Bernadette Barattini, Harrisburg, for appellee.


WIEAND, Judge:

On June 26, 1977, while riding his bicycle on Chambers Hill Road in Harrisburg, George N. Yandrich was struck from the rear by an automobile owned and operated by Martin J. Radic, the appellee. As a result of the collision, *78 Yandrich sustained injuries which eventually led to his death. The administrator of his estate, the appellant herein, instituted a trespass action alleging appellee's negligence as the cause of Yandrich's death. The case was tried before a jury which found appellee's negligence to be 21% and that of appellant's decedent to be 79%. Appellant's motions for judgment n.o.v. and, alternatively, for a new trial were denied, and judgment was entered in favor of appellee. This appeal followed.

Appellant contends that there was a total absence of evidence from which contributory negligence on the part of the decedent could have been found. He thus contends that the issue of contributory negligence should be decided in the decedent's favor as a matter of law. It is well established, however, that a party's negligence must be submitted to the jury unless there is no evidence from which an affirmative finding could be made without resort to speculation. Greet v. Arned Corp., 412 Pa. 292, 194 A.2d 343 (1963); Miller v. Montgomery, 397 Pa. 94, 152 A.2d 757 (1959). "[W]here there is any evidence which alone would justify an inference of the disputed fact, it must go to the jury, no matter how strong or persuasive may be the countervailing proof." (Emphasis in original.) Smith v. Port Authority Transit, 257 Pa.Super. 66, 71, 390 A.2d 249, 251 (1978), quoting from Heffernan v. Rosser, 419 Pa. 550, 554-5, 215 A.2d 655, 657 (1966). See also: Polinelli v. Union Supply Co., 403 Pa. 547, 552, 170 A.2d 351, 354 (1961).

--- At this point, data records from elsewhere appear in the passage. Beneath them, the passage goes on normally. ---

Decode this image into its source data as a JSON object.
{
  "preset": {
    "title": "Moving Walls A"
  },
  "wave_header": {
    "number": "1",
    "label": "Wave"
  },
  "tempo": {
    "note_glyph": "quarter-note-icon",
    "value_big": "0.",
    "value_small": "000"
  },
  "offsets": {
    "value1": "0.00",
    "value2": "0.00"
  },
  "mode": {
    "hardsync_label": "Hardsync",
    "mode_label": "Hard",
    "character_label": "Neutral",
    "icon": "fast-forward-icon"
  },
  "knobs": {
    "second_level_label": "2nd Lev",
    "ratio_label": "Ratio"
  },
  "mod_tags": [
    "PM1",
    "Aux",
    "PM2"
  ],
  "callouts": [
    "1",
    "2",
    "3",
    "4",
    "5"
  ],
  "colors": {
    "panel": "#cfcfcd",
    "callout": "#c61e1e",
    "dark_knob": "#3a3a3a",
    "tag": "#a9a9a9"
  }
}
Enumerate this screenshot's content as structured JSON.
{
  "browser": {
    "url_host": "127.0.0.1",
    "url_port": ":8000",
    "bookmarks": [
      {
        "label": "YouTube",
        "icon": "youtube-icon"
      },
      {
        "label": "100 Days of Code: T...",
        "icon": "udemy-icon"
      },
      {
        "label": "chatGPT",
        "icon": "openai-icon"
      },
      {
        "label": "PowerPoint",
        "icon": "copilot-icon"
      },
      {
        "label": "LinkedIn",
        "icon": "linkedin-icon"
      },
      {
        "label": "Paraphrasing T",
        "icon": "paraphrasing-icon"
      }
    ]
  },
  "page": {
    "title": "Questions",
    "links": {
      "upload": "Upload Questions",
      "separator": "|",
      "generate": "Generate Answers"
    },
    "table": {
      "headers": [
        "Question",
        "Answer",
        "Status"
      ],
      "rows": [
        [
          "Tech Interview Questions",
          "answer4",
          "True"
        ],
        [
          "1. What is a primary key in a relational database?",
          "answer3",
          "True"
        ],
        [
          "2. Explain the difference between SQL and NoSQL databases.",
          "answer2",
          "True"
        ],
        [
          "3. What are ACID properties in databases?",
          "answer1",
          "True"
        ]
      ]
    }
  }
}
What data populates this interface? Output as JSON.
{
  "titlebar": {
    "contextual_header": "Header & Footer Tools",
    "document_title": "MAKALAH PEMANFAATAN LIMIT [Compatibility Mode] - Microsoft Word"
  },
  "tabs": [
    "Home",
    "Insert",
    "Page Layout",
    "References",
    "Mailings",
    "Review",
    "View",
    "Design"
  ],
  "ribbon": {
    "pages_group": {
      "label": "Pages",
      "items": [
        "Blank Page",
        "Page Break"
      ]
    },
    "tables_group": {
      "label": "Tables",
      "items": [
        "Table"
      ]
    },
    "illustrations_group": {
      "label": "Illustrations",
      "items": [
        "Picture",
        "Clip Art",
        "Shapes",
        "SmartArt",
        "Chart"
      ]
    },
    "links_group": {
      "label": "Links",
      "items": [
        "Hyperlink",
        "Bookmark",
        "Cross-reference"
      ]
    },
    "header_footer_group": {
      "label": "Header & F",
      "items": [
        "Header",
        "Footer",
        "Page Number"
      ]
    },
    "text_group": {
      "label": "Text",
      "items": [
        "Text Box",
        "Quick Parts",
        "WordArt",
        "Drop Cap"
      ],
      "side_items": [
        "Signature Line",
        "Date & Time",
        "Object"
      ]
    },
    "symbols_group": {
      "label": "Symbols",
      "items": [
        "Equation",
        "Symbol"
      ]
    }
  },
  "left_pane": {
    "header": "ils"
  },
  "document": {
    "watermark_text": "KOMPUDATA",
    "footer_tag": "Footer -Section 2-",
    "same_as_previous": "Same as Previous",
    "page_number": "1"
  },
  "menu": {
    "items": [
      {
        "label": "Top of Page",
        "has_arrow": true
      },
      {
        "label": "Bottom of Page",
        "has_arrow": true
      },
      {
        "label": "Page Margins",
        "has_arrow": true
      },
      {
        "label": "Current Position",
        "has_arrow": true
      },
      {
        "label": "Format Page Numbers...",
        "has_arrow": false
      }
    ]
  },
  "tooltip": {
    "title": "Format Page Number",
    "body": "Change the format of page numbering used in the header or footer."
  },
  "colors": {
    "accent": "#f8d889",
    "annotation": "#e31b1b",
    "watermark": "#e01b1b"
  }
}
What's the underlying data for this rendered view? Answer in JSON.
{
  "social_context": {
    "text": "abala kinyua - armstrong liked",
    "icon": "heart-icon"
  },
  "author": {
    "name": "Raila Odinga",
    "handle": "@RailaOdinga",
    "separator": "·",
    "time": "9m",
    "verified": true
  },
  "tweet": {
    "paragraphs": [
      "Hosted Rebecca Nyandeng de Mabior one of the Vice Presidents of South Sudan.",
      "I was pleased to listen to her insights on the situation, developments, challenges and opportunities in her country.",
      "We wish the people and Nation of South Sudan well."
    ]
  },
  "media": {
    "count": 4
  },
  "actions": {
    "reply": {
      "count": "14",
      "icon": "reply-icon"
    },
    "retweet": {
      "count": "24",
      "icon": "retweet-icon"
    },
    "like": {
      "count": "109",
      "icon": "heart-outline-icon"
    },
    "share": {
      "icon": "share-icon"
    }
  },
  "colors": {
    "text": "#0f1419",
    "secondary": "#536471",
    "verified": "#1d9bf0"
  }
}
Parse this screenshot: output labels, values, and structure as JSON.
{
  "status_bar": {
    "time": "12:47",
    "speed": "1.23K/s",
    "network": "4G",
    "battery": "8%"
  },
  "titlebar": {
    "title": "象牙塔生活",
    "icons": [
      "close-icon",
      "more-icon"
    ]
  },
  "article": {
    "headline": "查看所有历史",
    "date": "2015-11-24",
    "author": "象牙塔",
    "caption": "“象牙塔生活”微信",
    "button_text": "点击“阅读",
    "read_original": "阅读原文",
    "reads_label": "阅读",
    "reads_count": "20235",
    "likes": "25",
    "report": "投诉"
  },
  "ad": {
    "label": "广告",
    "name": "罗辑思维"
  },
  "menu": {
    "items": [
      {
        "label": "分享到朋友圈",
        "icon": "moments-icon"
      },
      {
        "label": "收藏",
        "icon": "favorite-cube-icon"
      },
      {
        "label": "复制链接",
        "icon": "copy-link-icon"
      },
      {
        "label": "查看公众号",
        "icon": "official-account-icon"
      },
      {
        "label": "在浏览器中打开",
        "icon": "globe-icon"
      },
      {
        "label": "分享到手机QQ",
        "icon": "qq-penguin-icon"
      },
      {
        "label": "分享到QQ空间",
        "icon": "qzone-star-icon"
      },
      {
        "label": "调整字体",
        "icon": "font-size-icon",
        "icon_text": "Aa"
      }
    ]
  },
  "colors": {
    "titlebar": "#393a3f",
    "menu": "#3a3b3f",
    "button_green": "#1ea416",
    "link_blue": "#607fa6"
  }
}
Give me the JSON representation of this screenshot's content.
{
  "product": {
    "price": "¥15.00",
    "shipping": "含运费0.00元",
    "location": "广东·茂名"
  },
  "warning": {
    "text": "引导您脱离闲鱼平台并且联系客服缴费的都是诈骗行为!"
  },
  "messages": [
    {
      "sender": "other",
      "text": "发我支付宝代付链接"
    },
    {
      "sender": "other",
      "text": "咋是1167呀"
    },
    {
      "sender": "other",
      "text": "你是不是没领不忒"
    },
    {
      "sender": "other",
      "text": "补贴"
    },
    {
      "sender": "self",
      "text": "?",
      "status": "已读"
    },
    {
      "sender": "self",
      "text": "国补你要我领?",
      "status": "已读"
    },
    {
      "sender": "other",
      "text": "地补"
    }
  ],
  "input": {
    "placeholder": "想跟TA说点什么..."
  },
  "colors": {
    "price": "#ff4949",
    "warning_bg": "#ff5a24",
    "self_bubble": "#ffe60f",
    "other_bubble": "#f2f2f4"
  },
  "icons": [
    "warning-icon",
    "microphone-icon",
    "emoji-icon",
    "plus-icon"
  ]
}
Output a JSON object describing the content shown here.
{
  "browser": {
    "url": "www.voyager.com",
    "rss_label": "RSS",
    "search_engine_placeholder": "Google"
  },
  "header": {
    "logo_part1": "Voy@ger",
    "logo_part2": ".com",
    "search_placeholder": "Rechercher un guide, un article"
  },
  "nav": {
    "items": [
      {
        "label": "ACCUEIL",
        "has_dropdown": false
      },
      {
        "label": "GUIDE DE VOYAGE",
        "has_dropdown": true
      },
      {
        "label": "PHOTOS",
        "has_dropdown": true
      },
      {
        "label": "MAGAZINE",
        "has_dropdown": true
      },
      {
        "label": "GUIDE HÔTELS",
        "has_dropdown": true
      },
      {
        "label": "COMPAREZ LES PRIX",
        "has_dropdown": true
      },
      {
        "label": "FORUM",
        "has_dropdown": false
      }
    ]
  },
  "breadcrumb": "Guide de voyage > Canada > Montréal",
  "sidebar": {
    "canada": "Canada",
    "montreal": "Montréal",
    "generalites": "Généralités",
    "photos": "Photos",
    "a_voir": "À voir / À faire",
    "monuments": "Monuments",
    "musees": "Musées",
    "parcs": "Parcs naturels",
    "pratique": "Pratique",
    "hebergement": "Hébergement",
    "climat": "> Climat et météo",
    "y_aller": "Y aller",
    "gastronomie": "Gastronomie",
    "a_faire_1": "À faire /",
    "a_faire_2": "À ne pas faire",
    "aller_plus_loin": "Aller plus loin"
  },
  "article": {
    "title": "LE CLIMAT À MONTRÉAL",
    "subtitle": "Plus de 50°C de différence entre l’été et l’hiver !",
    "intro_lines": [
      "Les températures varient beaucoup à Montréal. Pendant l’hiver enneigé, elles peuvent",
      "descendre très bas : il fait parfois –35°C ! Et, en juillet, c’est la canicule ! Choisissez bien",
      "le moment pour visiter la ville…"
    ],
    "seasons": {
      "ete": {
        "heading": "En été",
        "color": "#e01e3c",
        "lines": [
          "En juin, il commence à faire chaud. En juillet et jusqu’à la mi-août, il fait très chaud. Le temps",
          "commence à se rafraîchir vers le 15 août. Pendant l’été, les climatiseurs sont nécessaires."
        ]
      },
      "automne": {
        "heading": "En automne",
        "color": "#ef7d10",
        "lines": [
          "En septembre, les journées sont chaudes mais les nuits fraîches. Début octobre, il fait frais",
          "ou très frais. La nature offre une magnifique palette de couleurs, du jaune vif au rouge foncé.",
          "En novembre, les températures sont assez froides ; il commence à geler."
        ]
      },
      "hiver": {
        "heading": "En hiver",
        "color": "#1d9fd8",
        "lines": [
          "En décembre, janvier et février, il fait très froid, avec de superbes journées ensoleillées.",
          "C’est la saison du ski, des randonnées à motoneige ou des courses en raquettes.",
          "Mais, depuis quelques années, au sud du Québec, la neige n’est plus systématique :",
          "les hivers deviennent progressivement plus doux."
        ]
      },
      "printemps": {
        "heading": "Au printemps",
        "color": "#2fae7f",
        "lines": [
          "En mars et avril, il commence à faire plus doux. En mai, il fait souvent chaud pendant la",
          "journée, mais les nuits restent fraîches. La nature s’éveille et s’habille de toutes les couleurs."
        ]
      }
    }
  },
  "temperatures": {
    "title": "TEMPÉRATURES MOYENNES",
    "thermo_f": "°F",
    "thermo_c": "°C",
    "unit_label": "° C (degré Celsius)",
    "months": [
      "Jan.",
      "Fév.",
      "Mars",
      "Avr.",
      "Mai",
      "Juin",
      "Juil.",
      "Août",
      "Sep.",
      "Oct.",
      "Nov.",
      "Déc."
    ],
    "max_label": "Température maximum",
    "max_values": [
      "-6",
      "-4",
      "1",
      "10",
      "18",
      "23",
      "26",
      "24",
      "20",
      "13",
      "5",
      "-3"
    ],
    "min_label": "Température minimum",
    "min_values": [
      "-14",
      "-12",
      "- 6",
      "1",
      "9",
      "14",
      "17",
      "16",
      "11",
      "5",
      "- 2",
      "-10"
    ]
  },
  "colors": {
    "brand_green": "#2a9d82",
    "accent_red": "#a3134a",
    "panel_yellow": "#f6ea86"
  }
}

In the instant case, appellee testified to facts from which the decedent's contributing negligence could properly be inferred. Appellee testified that he had observed the decedent proceeding along the berm of the highway on his bicycle in a straight and steady fashion. He stated that he continued to watch the roadway as he overtook the bicycle and that, at a point about ten or fifteen feet from the point of the ultimate collision, the bicycle suddenly appeared on the road in front of his automobile. The suddenness of its appearance, he said, prevented his reacting quickly enough to avoid the accident. Appellee testified that because he *79 had not kept his vision fixed exclusively on the bicycle, he had not seen the decedent move from the berm to the roadway and could not describe the specific physical movements of the decedent which caused the bicycle to move onto the road.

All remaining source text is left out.